My question is, will this work? Also, I am having trouble finding documentation on how to implement MPI over a cluster. Does the program need to be present on each computer in the cluster, or will MPI transfer the program into the computer’s local memory? I will be using an SPMD paradigm.

This is being done on a cluster with both computers running CentOS x64 (most recent version). I am using MPICH as my MPI Implementation, and CUDA 2.3 as my CUDA implementation. Any help or advice would be greatly appreciated.

~Alex

This thread has some good links on parallel programming: http://forums.nvidia.com/index.php?showtopic=107375

You may get more interest if you describe in some detail the nature of your application.

That is a bit of a curious statement. MPI is primarily intended for use on distributed memory machines and clusters. The interweb is literally overflowing with tutorials and documentation describing how to use it on clusters. LLNL maintain a very useful set of introductions to many of the APIs used in HPC, for example.

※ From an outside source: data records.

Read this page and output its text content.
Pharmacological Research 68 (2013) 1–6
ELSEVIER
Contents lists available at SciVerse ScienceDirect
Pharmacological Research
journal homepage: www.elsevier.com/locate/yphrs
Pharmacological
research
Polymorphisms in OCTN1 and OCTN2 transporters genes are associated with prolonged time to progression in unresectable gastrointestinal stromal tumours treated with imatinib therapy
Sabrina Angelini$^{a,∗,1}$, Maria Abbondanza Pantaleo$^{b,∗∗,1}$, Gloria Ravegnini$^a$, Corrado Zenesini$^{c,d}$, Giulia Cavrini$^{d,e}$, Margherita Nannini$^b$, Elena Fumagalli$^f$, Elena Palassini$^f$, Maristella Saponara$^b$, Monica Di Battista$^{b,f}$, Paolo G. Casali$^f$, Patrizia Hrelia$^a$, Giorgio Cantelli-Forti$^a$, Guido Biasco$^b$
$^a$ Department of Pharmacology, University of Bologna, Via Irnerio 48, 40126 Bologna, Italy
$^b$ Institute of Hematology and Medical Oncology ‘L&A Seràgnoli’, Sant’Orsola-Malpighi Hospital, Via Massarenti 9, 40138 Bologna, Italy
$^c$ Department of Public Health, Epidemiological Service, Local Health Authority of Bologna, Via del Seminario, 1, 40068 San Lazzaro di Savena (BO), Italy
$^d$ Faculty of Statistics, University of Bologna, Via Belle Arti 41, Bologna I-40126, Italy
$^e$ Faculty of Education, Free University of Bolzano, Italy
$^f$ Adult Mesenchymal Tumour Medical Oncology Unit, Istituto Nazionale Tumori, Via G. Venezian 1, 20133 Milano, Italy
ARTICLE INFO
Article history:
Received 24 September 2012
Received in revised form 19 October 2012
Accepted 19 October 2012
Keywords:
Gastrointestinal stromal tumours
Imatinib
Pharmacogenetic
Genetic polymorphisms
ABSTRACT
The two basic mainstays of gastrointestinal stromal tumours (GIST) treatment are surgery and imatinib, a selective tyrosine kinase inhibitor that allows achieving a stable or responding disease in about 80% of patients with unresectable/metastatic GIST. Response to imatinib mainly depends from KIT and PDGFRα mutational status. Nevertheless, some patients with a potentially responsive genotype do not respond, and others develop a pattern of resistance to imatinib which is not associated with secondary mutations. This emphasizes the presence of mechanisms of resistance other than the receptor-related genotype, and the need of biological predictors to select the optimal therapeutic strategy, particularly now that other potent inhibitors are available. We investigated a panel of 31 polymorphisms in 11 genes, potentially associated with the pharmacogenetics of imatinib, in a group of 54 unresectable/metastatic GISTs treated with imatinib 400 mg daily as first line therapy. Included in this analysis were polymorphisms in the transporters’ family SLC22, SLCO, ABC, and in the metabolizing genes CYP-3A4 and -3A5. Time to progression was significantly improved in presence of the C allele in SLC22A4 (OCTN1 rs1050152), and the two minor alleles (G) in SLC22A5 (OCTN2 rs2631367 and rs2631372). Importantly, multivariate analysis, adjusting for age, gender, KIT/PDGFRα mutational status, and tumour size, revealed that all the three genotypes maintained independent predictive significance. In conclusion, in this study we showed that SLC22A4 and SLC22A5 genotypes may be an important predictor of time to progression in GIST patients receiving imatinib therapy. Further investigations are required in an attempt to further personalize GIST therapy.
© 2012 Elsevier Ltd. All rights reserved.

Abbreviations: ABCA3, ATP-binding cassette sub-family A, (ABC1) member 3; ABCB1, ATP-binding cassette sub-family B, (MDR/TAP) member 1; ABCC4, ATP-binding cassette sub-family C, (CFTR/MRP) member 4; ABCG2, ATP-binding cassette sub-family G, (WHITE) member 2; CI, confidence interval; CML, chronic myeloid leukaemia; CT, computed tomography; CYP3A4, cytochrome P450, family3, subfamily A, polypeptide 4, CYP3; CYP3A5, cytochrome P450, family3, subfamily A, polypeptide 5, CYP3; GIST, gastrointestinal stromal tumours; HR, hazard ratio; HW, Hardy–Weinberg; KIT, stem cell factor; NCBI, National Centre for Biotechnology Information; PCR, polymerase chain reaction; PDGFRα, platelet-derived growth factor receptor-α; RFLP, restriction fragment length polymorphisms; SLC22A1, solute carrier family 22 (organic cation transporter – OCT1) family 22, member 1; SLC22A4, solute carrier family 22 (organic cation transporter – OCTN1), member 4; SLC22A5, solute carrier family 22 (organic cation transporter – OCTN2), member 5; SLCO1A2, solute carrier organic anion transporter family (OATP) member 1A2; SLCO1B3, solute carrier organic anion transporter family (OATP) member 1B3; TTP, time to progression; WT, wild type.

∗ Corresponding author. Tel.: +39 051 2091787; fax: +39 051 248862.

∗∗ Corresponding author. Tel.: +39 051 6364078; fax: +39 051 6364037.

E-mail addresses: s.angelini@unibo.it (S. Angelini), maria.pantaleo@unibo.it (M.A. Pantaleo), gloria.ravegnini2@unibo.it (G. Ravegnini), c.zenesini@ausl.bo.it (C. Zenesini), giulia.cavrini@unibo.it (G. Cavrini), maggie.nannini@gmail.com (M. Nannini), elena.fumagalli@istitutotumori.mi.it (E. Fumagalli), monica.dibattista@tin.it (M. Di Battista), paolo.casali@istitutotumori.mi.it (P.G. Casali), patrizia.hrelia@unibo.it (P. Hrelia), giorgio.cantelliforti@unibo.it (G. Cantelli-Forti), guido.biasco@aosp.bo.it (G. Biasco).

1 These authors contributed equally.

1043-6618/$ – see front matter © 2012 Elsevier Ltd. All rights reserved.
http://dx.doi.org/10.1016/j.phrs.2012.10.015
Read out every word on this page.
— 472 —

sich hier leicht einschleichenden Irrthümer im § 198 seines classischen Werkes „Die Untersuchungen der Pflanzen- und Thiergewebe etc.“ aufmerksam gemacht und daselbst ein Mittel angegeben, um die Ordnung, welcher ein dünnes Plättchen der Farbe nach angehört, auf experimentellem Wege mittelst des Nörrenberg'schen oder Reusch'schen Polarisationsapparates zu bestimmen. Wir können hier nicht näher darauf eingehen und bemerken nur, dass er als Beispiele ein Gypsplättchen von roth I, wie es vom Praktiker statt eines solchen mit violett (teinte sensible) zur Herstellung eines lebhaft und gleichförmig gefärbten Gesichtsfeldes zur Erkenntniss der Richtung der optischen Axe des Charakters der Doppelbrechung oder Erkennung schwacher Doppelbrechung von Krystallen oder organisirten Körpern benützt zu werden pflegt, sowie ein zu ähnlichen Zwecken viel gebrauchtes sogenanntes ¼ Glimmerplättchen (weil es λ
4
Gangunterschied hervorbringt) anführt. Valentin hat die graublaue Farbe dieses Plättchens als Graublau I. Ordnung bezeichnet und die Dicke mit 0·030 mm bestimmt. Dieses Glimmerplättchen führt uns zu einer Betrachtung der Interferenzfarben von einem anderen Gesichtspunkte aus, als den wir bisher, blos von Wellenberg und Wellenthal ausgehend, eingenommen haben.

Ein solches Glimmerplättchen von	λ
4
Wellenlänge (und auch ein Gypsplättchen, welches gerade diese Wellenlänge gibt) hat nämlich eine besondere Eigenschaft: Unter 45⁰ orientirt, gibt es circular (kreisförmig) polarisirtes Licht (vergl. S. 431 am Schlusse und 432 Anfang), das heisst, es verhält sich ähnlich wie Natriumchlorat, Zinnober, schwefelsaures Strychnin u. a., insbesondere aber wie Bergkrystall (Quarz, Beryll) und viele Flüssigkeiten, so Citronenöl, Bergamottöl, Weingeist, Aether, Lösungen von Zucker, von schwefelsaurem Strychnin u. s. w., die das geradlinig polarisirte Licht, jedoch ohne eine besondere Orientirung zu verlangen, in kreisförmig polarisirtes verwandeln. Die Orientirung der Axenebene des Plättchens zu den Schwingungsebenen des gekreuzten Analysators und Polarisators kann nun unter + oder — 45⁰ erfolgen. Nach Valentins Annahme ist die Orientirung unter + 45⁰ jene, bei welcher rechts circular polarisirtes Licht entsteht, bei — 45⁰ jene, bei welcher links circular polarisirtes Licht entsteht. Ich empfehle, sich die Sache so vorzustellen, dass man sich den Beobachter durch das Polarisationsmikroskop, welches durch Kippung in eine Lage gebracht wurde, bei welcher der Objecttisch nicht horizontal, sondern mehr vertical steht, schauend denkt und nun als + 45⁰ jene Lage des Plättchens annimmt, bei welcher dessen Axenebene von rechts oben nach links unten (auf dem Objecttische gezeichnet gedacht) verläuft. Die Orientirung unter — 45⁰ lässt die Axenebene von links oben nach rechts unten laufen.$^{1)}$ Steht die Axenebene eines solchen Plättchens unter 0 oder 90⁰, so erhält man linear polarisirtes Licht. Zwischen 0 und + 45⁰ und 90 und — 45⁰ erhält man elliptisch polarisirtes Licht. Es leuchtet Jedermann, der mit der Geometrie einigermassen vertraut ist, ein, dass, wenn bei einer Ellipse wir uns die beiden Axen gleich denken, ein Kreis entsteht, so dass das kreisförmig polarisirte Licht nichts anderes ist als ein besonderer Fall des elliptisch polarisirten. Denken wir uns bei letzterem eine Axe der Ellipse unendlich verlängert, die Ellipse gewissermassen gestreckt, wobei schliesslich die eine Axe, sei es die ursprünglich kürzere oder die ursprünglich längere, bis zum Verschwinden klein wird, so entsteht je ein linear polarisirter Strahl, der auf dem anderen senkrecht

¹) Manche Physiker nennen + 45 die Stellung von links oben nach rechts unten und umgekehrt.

There material on MPI can be read here.

It would seem you have two basic design choices - either use host threads for running multiple gpus on each cluster node, and then use MPI for inter-node communications (so the number of members in the MPI communicator is equal to the number of nodes), or just use MPI and run one process per gpu (so the number of members in the MPI communicator is equal to the number of GPUs). The latter will be simpler, because it only requires one API, not two, but it potentially won’t perform as well, because MPI processes are considerably “heavier” than host threads, and things which happen naturally with threads within a shared memory space requires explicit data exchange in MPI, which increases communication overhead.